Bagudu, who received a delegation of WHO led by County Representative, Dr Wondi Alemu, in Birnin Kebbi on Wednesday, said the influx of infected children had reduced Polio immunisation performance index.
“Our state has porous border with neighboring Benin and Niger republics.
“Most of the children we have on the streets are beggars or out of school who are not from the state not even from this country, but from the two countries.
“We are known for Islamic scholarship as a result of that citizens from the two countries send their children to acquire Islamic education in our state,” he said.
He appealed to the WHO to consider increasing funding to tackle health challenges commensurate with the population of Sokoto, Zamfara and Kebbi states with about 11 million people.
He described the WHO donation to the three states as inadequate when compared to the amount received by Asian and Latin American developing countries.
“While we are not implying that we want to be dependent on WHO’s assistance but the assistance is needed by a country in need of it at the time of need,’’ Bagudu said.
According to him, Kebbi has the largest number of Internally Displaced Persons (IDPs) in the whole of North West Nigeria, noting that about 60 per cent of fishermen in Borno are from Kebbi.
“A few months ago we received about 7,000 IDPs from Niger Republic,” he added.
He said the influx of IDPs was a challenge to the state health sector.
The governor commended development partners for the engagement in the health sector, while appreciating the efforts of WHO in the eradication of polio and improvement of the health sector.
However, he thanked traditional and religious leaders for their support and participation in polio immunisation campaigns and actualisation in the state.
Alemu had earlier said the team was in the state to review what the government was doing and its efforts in health care service delivery as well as challenges faced on polio immunisation in the state.

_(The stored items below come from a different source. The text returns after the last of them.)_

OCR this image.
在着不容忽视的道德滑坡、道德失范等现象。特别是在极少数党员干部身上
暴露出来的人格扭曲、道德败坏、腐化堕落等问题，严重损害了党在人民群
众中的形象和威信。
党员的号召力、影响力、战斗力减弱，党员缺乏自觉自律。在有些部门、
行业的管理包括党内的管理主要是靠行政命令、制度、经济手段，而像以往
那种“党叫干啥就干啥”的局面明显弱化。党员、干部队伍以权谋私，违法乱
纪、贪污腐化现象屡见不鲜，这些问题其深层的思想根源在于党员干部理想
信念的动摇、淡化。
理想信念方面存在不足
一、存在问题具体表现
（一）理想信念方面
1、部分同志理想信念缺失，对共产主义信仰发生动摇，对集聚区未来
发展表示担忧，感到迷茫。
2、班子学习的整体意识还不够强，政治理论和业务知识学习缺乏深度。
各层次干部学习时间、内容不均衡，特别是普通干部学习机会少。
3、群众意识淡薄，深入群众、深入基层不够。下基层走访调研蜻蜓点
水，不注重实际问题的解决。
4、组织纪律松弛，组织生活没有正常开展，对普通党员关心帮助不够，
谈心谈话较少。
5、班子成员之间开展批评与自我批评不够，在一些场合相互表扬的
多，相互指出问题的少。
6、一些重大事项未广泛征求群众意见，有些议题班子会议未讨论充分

He said the organisation was looking forward to building capacity on surveillance on polio and other diseases.
“We are determined to improve regular supervision on capacity surveillance, strengthen gains and evaluation of health sector,” he said.
He advised the state government to strengthen the health sector, especially improvement of laboratory system, adding that some diseases could be diagnosed via laboratory channels before they escalate.
He commended the state government for the restoration and increase of counterpart funding to support WHO’s activities.